The investigators’ trail has stopped at Ruslan Mukhudinov, the driver of a top commander of Chechnya’s Sever armed battalion, as the likely brain behind the attack. But to Nemtsov’s supporters, Mukhudinov is just another middle-man. They point to his former employer, Ruslan Geremeyev, a relative of some of Kadyrov’s closest associates.
“We’re practically sure he played a central role and that the organizing of this murder went through him,” says lawyer Prokhorov.
The two people in question, however, will be conspicuous at the trial only by their absence. Mukhudinov has gone missing, and when Russian police came for Geremeyev in a Chechen village, they were met with armed men and repelled.
Without them, the investigation has hit a wall that is
unlikely to crumble. “Don’t expect any of the contractors to appear on the
defendant’s bench,” says journalist Grigory Tumanov, who has followed the Nemtsov case since the beginning.
Kadyrov meanwhile has denied all involvement and stood by his men. In the month following the murder, he described main suspect Dadaev, a former deputy commander in the Sever batallion, as “a true patriot.” Only interference at the highest level could put the case back on track. The lack of progress suggests Putin may have already made his choice.
While Kadyrov’s alleged involvement in the high-profile killing might plausibly have irked Putin, such feelings are trumped by a desire to preserve stability in the North Caucasus. As Nemtsov described in his book: “Kadyrov has a fantastic chance to blackmail Putin. He can decide to go into the mountains at any point […] Chechnya is a region that is being ruled by a person who ‘by agreement’ is temporarily loyal to the Kremlin.”
Kadyrov was temporarily reappointed to his post in March, pending upcoming parliamentary elections in September which, with Putin’s backing, he is practically guaranteed to win.
“The support is symbolic, but it is enough to have symbolic support,” says Grigory Shvedov, editor-in-chief of the Caucasian Knot news portal. “There has not been a fundamental change in their relationship.”
The Chechen leader also shows no sign of laying low, famously posting a video of another opposition leader, Mikhail Kasyanov, in the crosshairs of a rifle.
Meanwhile, Russia’s security services are less willing to forgive. The FSB has had longstanding irritation with Chechnya’s leadership.
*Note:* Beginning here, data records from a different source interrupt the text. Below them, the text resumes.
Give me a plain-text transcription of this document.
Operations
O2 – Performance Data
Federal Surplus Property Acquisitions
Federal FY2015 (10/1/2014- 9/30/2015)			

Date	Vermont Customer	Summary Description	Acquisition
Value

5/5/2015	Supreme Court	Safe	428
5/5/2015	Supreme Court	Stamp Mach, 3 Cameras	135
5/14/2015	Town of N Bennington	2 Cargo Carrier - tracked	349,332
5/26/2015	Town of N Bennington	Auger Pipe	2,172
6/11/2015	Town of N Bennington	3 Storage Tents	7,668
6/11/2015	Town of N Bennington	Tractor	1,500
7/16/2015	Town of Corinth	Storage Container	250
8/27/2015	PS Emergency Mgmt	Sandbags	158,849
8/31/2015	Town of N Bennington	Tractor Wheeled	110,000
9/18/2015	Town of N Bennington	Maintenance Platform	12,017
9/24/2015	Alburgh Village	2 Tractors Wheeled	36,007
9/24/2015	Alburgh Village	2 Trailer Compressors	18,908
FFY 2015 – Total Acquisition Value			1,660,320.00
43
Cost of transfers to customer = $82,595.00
The brash murder of Nemtsov in the center of Moscow — the FSB’s home turf — eroded what little patience remained.
“Even before Nemtsov’s murder their relationship was poor, but now it’s really bad,” says political analyst Stanislav Belkovsky. “The Investigative Committee and the FSB approach Kadyrov with heightened suspicion and want, if not his resignation, then a limitation of his role.”
With the supposed contractors of the killing out of reach, the big questions are likely to remain unanswered, says Tumanov. In fact, “as more details come out during the trial, it is likely to lead to even more questions,” he says.
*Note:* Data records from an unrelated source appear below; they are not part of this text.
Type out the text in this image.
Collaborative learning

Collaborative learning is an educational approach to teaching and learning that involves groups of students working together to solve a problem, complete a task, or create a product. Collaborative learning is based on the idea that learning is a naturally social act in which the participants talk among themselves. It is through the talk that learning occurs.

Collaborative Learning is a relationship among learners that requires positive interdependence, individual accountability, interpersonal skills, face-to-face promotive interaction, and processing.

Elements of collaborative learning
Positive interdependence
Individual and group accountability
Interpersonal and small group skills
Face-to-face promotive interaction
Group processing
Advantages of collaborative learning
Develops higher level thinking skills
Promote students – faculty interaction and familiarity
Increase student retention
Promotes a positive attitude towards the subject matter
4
Meanwhile, the prosecutors’ main trump card will be to attract media attention to the case. They could call upon the very top of the establishment to testify, including on Kadyrov himself and the head of National Guard, Viktor Zolotov, who, in theory, is accountable for the actions of regional battalions such as Sever, Tumanov says.
But the court proceedings will likely present little threat to the Chechen leader. With Putin’s support and no debate in Chechnya over the trial, Kadyrov, with his constant presence on social media, might be his own biggest enemy.
“The only way the trial can further harm Kadyrov’s reputation is if he himself makes a public statement,” says Shvedov.